The 2013 meat adulteration scandal is ongoing in Europe; foods advertised as containing beef were found to contain undeclared or improperly declared horse meat, as much as 100% of the meat content in some cases, and other undeclared meats, such as pork. The issue came to light on 15 January 2013, when it was reported that horse DNA had been discovered in frozen beefburgers sold in several Irish and British supermarkets. Horse meat is not harmful to health and is eaten in many countries, but is considered a taboo food in many countries, including the UK and Ireland. The analysis stated that 23 out of 27 samples of beef burgers also contained pig DNA; pork is a taboo food to the Muslim and Jewish communities.

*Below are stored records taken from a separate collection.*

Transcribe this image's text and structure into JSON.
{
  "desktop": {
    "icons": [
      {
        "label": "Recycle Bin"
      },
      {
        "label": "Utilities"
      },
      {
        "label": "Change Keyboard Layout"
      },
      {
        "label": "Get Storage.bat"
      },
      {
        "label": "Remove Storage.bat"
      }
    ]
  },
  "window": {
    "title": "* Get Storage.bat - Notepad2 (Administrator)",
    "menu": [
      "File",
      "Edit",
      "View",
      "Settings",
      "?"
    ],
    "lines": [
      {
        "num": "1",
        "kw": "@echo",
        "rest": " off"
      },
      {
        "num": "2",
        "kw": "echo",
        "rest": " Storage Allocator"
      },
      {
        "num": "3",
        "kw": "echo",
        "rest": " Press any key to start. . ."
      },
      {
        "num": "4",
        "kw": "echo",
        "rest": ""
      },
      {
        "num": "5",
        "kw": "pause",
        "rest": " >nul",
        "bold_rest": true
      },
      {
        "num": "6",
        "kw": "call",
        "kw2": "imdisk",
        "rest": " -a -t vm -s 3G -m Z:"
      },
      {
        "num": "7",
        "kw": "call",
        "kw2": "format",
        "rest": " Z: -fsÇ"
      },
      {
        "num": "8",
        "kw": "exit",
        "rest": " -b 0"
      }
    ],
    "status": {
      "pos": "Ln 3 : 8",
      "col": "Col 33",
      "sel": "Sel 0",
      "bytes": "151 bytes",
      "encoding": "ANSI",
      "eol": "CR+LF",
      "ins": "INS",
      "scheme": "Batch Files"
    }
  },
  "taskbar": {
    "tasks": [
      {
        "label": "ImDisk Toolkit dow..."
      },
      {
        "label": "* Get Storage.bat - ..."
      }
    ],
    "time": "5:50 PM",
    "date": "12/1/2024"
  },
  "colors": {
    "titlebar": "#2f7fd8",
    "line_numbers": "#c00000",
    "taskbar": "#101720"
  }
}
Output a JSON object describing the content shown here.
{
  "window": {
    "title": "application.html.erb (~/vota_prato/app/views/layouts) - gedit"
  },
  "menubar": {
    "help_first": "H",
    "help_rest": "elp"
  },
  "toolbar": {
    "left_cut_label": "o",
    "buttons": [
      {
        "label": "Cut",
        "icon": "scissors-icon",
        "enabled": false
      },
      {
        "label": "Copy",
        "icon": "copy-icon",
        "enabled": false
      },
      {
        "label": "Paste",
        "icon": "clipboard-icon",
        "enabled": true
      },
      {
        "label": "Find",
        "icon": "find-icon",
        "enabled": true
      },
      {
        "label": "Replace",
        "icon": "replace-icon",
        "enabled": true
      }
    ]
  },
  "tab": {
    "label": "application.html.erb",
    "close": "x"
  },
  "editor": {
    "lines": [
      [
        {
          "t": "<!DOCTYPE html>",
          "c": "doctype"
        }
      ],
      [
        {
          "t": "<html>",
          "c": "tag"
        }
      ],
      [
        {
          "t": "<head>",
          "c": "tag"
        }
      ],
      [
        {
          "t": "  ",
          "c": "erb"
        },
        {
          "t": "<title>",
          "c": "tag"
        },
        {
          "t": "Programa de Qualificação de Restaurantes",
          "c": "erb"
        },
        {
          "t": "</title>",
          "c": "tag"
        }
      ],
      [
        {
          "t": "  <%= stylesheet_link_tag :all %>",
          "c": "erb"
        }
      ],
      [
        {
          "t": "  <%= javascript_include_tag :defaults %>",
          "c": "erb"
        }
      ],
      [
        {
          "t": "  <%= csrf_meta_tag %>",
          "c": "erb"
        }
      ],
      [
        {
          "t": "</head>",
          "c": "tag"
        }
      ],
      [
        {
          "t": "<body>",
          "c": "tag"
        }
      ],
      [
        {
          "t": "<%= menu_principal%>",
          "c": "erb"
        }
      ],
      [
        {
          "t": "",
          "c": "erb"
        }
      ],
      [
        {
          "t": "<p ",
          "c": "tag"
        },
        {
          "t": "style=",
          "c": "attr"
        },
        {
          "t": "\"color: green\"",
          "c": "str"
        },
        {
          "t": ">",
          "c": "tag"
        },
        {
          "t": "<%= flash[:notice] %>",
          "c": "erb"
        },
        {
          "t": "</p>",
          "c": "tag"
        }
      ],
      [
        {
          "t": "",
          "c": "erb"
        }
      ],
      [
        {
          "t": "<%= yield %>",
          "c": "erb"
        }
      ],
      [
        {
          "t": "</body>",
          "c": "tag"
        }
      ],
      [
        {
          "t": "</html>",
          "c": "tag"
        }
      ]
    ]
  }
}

While not a direct food safety issue, the scandal revealed a major breakdown in the traceability of the food supply chain, and therefore some risk that harmful ingredients were included as well. Sports horses for instance could have entered the food supply chain, and with them the veterinary drug phenylbutazone which is banned in food animals. The scandal has since spread to 13 other European countries and European authorities have decided to find an EU-wide solution. They initiated meat testing of about 4,000 horse meat samples for the veterinary drug. The EU Recommendation on Labelling the Origin of Processed Meat will be published as soon as possible.
There were further seizures in December 2013.